State revenues from gambling: Short-term relief, long-term disappointment

Abstract

Introduction

Gambling has become very popular as a way for states to raise revenue. Many states have been authorizing and expanding
additional forms of gambling and finding ways to raise revenues from those activities. States are particularly likely to expand gambling in the aftermath of recessions and subsequent economic downturns in the hopes of raising more revenues.

In the short-run, states indeed do raise additional revenues due to expansion of gambling activities and facilities. However, history shows that in the long-run the growth in state revenues from gambling activities slows or even reverses and declines. In short, the revenue returns deteriorate—and often quickly. This pattern of deterioration may be due to competition with other states for a limited market (saturation), competition between different forms of gambling (substitution), or other factors. Despite the deterioration, the dynamic often continues, as states find new forms of gambling to authorize, open new facilities, and impose higher taxes on gambling. The results are short-run yields and longer-run deterioration.

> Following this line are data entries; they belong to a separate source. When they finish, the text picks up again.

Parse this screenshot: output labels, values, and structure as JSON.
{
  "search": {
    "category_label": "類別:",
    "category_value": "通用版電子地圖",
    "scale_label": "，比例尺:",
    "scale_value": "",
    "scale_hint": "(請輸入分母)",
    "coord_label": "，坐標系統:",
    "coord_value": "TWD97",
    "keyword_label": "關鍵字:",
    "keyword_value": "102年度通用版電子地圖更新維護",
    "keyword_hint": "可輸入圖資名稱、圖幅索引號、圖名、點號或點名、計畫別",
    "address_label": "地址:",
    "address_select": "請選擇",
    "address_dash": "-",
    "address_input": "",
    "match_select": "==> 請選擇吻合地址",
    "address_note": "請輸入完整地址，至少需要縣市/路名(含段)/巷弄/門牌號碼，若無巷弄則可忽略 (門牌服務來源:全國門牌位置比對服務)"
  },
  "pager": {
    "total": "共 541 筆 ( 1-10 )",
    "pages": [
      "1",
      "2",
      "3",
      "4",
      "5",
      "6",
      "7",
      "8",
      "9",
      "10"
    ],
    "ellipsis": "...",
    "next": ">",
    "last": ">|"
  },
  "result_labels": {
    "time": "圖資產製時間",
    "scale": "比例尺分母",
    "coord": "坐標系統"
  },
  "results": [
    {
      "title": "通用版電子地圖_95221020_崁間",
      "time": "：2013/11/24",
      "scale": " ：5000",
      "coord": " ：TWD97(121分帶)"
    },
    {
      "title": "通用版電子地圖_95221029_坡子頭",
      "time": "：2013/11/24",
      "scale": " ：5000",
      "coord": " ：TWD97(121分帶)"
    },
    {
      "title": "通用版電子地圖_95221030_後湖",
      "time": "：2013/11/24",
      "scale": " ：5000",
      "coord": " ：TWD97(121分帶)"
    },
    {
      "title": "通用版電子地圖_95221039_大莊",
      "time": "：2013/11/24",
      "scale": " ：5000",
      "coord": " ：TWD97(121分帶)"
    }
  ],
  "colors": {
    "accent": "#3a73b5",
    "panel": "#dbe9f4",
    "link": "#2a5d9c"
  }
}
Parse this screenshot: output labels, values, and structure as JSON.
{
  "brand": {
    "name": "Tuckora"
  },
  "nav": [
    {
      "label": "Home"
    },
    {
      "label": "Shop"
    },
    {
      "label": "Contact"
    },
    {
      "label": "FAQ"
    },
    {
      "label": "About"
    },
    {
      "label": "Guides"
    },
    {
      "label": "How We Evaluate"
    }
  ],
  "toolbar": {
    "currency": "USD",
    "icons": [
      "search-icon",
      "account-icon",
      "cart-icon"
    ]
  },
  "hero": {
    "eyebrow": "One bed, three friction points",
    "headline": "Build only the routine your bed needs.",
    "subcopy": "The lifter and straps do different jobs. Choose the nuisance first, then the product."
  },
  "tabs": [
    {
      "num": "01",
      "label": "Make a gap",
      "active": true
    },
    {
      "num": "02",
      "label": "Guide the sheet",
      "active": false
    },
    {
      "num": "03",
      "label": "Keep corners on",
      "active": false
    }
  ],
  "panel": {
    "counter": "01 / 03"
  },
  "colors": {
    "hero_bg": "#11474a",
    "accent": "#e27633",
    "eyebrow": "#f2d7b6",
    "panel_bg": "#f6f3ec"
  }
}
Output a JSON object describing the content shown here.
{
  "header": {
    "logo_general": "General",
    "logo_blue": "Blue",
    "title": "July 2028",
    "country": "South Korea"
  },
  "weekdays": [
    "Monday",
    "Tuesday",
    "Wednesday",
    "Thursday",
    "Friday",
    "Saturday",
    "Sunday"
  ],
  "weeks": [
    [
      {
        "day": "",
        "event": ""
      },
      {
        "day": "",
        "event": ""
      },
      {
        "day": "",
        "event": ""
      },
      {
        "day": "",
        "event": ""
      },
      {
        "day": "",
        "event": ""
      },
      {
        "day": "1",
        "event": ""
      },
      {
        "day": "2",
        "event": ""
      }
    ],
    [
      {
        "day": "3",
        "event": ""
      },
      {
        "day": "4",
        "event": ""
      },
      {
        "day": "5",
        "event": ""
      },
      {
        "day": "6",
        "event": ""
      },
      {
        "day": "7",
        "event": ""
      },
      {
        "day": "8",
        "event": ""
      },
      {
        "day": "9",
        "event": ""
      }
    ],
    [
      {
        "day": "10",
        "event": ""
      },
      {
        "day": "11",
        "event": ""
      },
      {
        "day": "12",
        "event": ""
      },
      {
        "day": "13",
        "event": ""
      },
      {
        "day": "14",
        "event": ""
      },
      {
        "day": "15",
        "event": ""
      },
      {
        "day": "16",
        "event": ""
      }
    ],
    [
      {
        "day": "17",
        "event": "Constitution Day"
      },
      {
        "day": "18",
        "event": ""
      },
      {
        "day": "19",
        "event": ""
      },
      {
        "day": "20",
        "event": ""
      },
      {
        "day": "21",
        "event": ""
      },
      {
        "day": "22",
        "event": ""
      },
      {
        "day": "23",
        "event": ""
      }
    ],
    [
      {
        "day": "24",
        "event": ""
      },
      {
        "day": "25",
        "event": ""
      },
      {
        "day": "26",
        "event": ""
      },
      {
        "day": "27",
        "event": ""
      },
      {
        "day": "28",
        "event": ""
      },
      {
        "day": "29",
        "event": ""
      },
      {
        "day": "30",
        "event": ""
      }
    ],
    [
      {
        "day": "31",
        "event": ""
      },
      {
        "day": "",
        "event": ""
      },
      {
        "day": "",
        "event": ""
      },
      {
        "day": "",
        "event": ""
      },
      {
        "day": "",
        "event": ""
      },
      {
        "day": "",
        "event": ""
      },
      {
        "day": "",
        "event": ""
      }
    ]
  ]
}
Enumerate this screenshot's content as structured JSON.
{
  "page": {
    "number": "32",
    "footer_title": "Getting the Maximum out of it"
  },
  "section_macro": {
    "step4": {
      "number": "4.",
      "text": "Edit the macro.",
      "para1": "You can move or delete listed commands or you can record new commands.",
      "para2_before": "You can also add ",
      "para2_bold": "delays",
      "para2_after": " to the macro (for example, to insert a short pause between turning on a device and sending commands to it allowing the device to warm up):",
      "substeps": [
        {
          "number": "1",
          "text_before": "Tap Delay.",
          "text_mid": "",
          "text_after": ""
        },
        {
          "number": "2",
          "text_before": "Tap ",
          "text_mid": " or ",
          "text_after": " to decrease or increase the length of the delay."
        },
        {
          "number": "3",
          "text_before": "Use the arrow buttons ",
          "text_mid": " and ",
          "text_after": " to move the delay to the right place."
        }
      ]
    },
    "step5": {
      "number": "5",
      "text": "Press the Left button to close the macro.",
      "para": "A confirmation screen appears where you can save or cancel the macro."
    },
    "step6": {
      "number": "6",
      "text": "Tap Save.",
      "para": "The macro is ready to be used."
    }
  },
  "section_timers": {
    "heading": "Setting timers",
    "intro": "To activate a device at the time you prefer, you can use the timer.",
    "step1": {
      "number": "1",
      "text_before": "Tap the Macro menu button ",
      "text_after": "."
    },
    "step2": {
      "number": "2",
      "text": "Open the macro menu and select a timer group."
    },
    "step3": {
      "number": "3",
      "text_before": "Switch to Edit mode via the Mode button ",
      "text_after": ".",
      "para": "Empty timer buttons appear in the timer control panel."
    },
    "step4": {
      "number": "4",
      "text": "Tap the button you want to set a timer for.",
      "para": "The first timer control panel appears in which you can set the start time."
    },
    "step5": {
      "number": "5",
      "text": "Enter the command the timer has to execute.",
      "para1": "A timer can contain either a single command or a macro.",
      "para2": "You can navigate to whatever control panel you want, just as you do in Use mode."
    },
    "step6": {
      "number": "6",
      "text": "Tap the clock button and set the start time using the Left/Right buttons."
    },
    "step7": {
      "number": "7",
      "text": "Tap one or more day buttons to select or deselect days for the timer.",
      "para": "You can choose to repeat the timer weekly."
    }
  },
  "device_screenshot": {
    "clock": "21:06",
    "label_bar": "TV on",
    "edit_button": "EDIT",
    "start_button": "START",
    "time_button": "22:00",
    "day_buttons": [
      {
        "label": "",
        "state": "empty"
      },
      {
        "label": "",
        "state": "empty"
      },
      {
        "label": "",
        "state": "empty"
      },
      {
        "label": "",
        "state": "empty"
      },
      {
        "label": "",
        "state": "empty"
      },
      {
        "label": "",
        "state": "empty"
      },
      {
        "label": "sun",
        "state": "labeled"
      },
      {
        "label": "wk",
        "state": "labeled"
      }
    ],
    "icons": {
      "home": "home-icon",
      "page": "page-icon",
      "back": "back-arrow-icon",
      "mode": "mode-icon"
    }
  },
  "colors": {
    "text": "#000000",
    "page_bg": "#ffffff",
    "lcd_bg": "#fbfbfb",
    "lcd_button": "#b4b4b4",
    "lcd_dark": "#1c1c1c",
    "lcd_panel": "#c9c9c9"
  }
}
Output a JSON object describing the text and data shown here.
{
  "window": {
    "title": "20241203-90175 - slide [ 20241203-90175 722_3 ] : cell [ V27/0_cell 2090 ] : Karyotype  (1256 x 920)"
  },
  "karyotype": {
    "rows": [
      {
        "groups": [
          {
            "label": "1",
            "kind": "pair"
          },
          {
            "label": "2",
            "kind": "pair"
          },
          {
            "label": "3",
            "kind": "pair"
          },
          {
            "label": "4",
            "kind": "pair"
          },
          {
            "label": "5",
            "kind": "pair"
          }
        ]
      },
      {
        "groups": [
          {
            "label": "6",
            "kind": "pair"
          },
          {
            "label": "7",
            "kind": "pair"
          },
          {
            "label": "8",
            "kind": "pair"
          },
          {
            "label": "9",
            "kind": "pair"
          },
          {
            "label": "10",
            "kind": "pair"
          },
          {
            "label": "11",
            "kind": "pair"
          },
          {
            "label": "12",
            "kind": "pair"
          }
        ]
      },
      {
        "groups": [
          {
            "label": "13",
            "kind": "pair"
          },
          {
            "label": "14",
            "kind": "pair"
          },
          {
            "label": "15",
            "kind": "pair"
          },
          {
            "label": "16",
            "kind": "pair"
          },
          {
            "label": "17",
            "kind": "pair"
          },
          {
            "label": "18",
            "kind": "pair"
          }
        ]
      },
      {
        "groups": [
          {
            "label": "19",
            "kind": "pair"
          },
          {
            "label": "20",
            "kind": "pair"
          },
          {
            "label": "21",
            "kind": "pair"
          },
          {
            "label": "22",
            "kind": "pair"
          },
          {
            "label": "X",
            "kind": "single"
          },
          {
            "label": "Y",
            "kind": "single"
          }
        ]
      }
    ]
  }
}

In addition to the weak long-run growth of gambling revenues, the expansion of highly taxed gambling activities also raises equity issues, since the revenues come largely from low and moderate income households, whose incomes have declined (or not grown) in real terms along with their spending. A related equity issue may be the effects of expansion of state-sanctioned commercial casinos1 on Native American casinos, which have been around since 1988. These are low-income communities that found a source of income in casinos, but the expansions of state-sanctioned commercial casinos may reduce their yields.

Finally, the research literature suggests that expansion of gambling activities has social and economic costs, although the findings are mixed on these points, and it’s unclear whether the economic development impacts are strong enough to counter the costs and other weaknesses of these policies.